Friday, June 3, 2011
If I was going to take a Daytrip: Cartersville
My perfect day trip means travel time is no more than an hour or 90 minutes, I try to hit no more than three destinations, and a great lunch and/or dinner location has to be included. The hope is to find a great restaurant spot that is NOT a chain-type place.
One of the spots I’m thinking of motoring off to is Cartersville, Georgia in order to visit the Booth Western Art Museum, the largest permanent exhibition space for western art in the country.

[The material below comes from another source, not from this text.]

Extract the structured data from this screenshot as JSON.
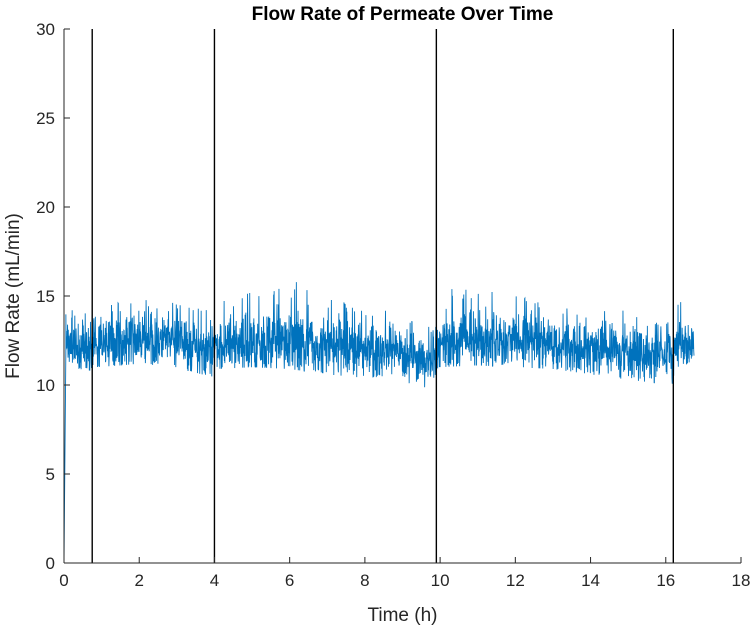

Yep, it's in Cartersville…..not Atlanta.
The idea behind the Booth Museum began when a Cartersville decided to share their collection of contemporary western art with the general public. Amazingly, they do so anonymously. The museum isn’t named for the family, but is named for a mentor and someone long admired by the family.
The Booth Museum has been an affiliate of the Smithsonian Institution since 2006, is the only museum of its kind in the southeast, and is described as a contemporary western art museum which means the art dates from the late 19th through the 21st Century. Many of the artists are still alive and several visit the museum from time to time for lectures.

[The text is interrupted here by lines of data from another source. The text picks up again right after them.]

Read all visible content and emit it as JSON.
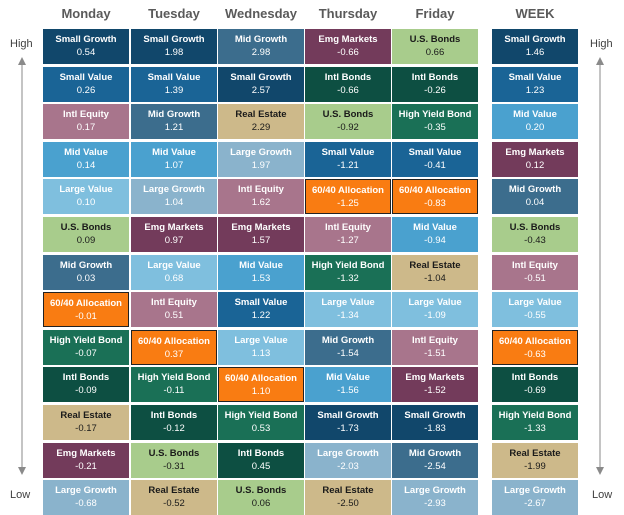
{
  "chart_data": {
    "type": "table",
    "title": "",
    "columns": [
      "Monday",
      "Tuesday",
      "Wednesday",
      "Thursday",
      "Friday",
      "WEEK"
    ],
    "scale_labels": {
      "top": "High",
      "bottom": "Low"
    },
    "highlight_asset": "60/40 Allocation",
    "colors": {
      "Small Growth": "#11476b",
      "Small Value": "#1a6496",
      "Intl Equity": "#a8758c",
      "Mid Value": "#4aa1cf",
      "Large Value": "#7fbfde",
      "U.S. Bonds": "#a8cc8c",
      "Mid Growth": "#3c6d8d",
      "60/40 Allocation": "#f97c12",
      "High Yield Bond": "#1a7056",
      "Intl Bonds": "#0d4f42",
      "Real Estate": "#cdb98a",
      "Emg Markets": "#733b5b",
      "Large Growth": "#8ab3cc"
    },
    "data": [
      [
        {
          "asset": "Small Growth",
          "value": "0.54"
        },
        {
          "asset": "Small Value",
          "value": "0.26"
        },
        {
          "asset": "Intl Equity",
          "value": "0.17"
        },
        {
          "asset": "Mid Value",
          "value": "0.14"
        },
        {
          "asset": "Large Value",
          "value": "0.10"
        },
        {
          "asset": "U.S. Bonds",
          "value": "0.09"
        },
        {
          "asset": "Mid Growth",
          "value": "0.03"
        },
        {
          "asset": "60/40 Allocation",
          "value": "-0.01"
        },
        {
          "asset": "High Yield Bond",
          "value": "-0.07"
        },
        {
          "asset": "Intl Bonds",
          "value": "-0.09"
        },
        {
          "asset": "Real Estate",
          "value": "-0.17"
        },
        {
          "asset": "Emg Markets",
          "value": "-0.21"
        },
        {
          "asset": "Large Growth",
          "value": "-0.68"
        }
      ],
      [
        {
          "asset": "Small Growth",
          "value": "1.98"
        },
        {
          "asset": "Small Value",
          "value": "1.39"
        },
        {
          "asset": "Mid Growth",
          "value": "1.21"
        },
        {
          "asset": "Mid Value",
          "value": "1.07"
        },
        {
          "asset": "Large Growth",
          "value": "1.04"
        },
        {
          "asset": "Emg Markets",
          "value": "0.97"
        },
        {
          "asset": "Large Value",
          "value": "0.68"
        },
        {
          "asset": "Intl Equity",
          "value": "0.51"
        },
        {
          "asset": "60/40 Allocation",
          "value": "0.37"
        },
        {
          "asset": "High Yield Bond",
          "value": "-0.11"
        },
        {
          "asset": "Intl Bonds",
          "value": "-0.12"
        },
        {
          "asset": "U.S. Bonds",
          "value": "-0.31"
        },
        {
          "asset": "Real Estate",
          "value": "-0.52"
        }
      ],
      [
        {
          "asset": "Mid Growth",
          "value": "2.98"
        },
        {
          "asset": "Small Growth",
          "value": "2.57"
        },
        {
          "asset": "Real Estate",
          "value": "2.29"
        },
        {
          "asset": "Large Growth",
          "value": "1.97"
        },
        {
          "asset": "Intl Equity",
          "value": "1.62"
        },
        {
          "asset": "Emg Markets",
          "value": "1.57"
        },
        {
          "asset": "Mid Value",
          "value": "1.53"
        },
        {
          "asset": "Small Value",
          "value": "1.22"
        },
        {
          "asset": "Large Value",
          "value": "1.13"
        },
        {
          "asset": "60/40 Allocation",
          "value": "1.10"
        },
        {
          "asset": "High Yield Bond",
          "value": "0.53"
        },
        {
          "asset": "Intl Bonds",
          "value": "0.45"
        },
        {
          "asset": "U.S. Bonds",
          "value": "0.06"
        }
      ],
      [
        {
          "asset": "Emg Markets",
          "value": "-0.66"
        },
        {
          "asset": "Intl Bonds",
          "value": "-0.66"
        },
        {
          "asset": "U.S. Bonds",
          "value": "-0.92"
        },
        {
          "asset": "Small Value",
          "value": "-1.21"
        },
        {
          "asset": "60/40 Allocation",
          "value": "-1.25"
        },
        {
          "asset": "Intl Equity",
          "value": "-1.27"
        },
        {
          "asset": "High Yield Bond",
          "value": "-1.32"
        },
        {
          "asset": "Large Value",
          "value": "-1.34"
        },
        {
          "asset": "Mid Growth",
          "value": "-1.54"
        },
        {
          "asset": "Mid Value",
          "value": "-1.56"
        },
        {
          "asset": "Small Growth",
          "value": "-1.73"
        },
        {
          "asset": "Large Growth",
          "value": "-2.03"
        },
        {
          "asset": "Real Estate",
          "value": "-2.50"
        }
      ],
      [
        {
          "asset": "U.S. Bonds",
          "value": "0.66"
        },
        {
          "asset": "Intl Bonds",
          "value": "-0.26"
        },
        {
          "asset": "High Yield Bond",
          "value": "-0.35"
        },
        {
          "asset": "Small Value",
          "value": "-0.41"
        },
        {
          "asset": "60/40 Allocation",
          "value": "-0.83"
        },
        {
          "asset": "Mid Value",
          "value": "-0.94"
        },
        {
          "asset": "Real Estate",
          "value": "-1.04"
        },
        {
          "asset": "Large Value",
          "value": "-1.09"
        },
        {
          "asset": "Intl Equity",
          "value": "-1.51"
        },
        {
          "asset": "Emg Markets",
          "value": "-1.52"
        },
        {
          "asset": "Small Growth",
          "value": "-1.83"
        },
        {
          "asset": "Mid Growth",
          "value": "-2.54"
        },
        {
          "asset": "Large Growth",
          "value": "-2.93"
        }
      ],
      [
        {
          "asset": "Small Growth",
          "value": "1.46"
        },
        {
          "asset": "Small Value",
          "value": "1.23"
        },
        {
          "asset": "Mid Value",
          "value": "0.20"
        },
        {
          "asset": "Emg Markets",
          "value": "0.12"
        },
        {
          "asset": "Mid Growth",
          "value": "0.04"
        },
        {
          "asset": "U.S. Bonds",
          "value": "-0.43"
        },
        {
          "asset": "Intl Equity",
          "value": "-0.51"
        },
        {
          "asset": "Large Value",
          "value": "-0.55"
        },
        {
          "asset": "60/40 Allocation",
          "value": "-0.63"
        },
        {
          "asset": "Intl Bonds",
          "value": "-0.69"
        },
        {
          "asset": "High Yield Bond",
          "value": "-1.33"
        },
        {
          "asset": "Real Estate",
          "value": "-1.99"
        },
        {
          "asset": "Large Growth",
          "value": "-2.67"
        }
      ]
    ]
  }
}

While western art does interest me one of the permanent exhibitions really excites me – the Presidential letters exhibit. My toes curl at the thought of viewing actual letters written by the presidents.

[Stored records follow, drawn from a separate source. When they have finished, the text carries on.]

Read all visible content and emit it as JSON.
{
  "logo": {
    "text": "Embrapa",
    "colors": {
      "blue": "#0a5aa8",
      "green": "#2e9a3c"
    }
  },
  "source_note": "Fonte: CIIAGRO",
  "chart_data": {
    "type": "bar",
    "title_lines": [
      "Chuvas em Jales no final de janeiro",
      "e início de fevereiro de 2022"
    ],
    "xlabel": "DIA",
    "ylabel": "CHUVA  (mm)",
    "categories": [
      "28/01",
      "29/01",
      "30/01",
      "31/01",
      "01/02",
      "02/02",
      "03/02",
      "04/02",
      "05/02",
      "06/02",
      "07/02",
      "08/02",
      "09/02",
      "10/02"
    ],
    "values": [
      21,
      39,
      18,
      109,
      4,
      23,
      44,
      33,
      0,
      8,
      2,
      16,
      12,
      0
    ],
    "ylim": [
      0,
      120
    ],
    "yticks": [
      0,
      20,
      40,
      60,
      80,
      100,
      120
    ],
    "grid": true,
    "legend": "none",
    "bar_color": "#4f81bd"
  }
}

The permanent collection at the Booth Museum also includes Civil War art
If you don’t want to tour the museum on your own you can take a Highlights Tour offered daily at 1:30 p.m. Families who arrive with children might want to check out one of the saddlebags filled with activities that go along with the exhibits and help them get the most out of the museum.
The Booth Museum is located in downtown Cartersville. While there make sure you see the earliest outdoor Coca-Cola advertisement (1894), see the Grand Theater, and visit the Bartow History Museum. There are also various spots to have lunch downtown.
The next stop while in Cartersville would be the Tellus Science Museum and Weinman Mineral Museum with over 50 cases of gems, minerals, and gold. The museum also has fossil exhibits, an underwater exhibit featuring giant fish and reptiles native to Georgia, the 9-foot wide jaw of a Megaladon – a shark found in the oceans that was larger than a school bus, and many other things.
Of course, you can’t get anywhere near Cartersville and not visit the Etowah Indian Mounds dating from 1,000 A.D., but plan carefully because the park is only open from Wednesday through Saturday. I’ve written about them before here.
Looking over my list it appears that the day is already full. The Booth recommends two hours and the Tellus states it would take three hours for a proper visit…..add in the Indian Mounds, and it’s a full day.
Hmmm…..this might turn into an overnight at Barnsley Gardens which I’ve always wanted to tour as well….not to mention spend the night. It's down the road from Cartersville in Adairsville.
Rest a little……have a fantastic dinner at the resort and then on the way home hit up the tour at Roselawn, the home of Sam P. Jones, an evangelist and the gentleman the Ryman Auditorium was built for. No, Jones was not a country music singer. They Ryman Auditorium was first known as Union Gospel Tabernacle.
I’d also like to cross the Euharlee Covered Bridge built in 1886 by Washington King son of bridge builder Horace King…..see my past article here.
Well, I’m off to find my calendar and plan my little overnight trip…….It may take a few days, however, because my days are pretty full. Most certainly, I’ll post the results here as soon as I can.